Renard, a teenage fan who sneaked past security guards, was among the first to arrive. She befriended Lennon, helped look after Ono’s young daughter, Kyoto, and made copies of the song Lennon wrote during the “bed-in” so their friends could read the lyrics and record it in the room. “It was a bit ‘Mission Impossible,'” Renard recalled. “It was back up back staircases and fire escapes and waiting until the security guard — until nature called — and the moment he went away, running in, knocking on the door, and Yoko answered, and I said, ‘Could we have an interview for a school magazine?’ and she said, ‘Yes’! ” They were wonderful. We were lucky. It was before the world’s press got in, and they had just arrived, and John was very tired and hungry, and they couldn’t get room service yet, and I had a Hershey bar in my handbag, and I said, ‘Would you like a chocolate bar?’ And he went, ‘Yes, please.’ And we bonded over a Hershey bar! … He was a lovely man.”
The lyrics, she added, were “on my wall originally, but then somebody pointed out, ‘Is it really wise keeping it on your wall”‘ And it became a responsibility, because it had to go into a vault and things, and I thought, ‘It should be enjoyed.

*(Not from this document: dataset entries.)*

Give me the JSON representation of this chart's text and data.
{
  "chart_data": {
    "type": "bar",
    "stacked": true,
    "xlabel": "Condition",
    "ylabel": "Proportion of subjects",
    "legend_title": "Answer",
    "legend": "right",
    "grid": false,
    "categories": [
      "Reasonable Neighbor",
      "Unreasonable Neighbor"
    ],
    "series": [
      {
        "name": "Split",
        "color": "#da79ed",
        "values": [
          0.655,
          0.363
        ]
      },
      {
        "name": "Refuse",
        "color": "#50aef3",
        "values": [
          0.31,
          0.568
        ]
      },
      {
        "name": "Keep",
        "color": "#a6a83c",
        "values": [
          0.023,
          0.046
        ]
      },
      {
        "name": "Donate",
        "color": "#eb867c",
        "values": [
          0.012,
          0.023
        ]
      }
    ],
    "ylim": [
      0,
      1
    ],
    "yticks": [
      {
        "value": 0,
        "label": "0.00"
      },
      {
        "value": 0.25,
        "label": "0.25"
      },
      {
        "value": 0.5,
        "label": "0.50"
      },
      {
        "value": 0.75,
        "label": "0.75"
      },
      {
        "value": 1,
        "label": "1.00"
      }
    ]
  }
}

It has to be enjoyed and seen, and remember why John wrote it in the first place. John and Yoko did it for love and peace.'” Renard, now a British-based TV writer and presenter, developed a lifelong friendship with Lennon, who helped launch her journalism career by placing an article she wrote about the bed-in in the Beatles Monthly magazine. The actual recording of “Give Peace a Chance” took about five minutes. It became a worldwide hit after it was touched up in the studio. A number of famous guests, including Timothy Leary, Allen Ginsberg and Tommy Smothers, sang on the record, which went to No. 14 on the Billboard charts. The song is a simple, casual affair recorded without any of the Beatles’ typically high level of musicianship and artistry, but the phrase “Give Peace a Chance” has entered the popular lexicon, surviving long after Lennon’s death in 1980.
Who’d have thought that a cue card, a sign or a tooth could be worth so much money? There was no such thing as rock memorabilia back in 1969. Who could have predicted what a big business Rock-N-Roll would become?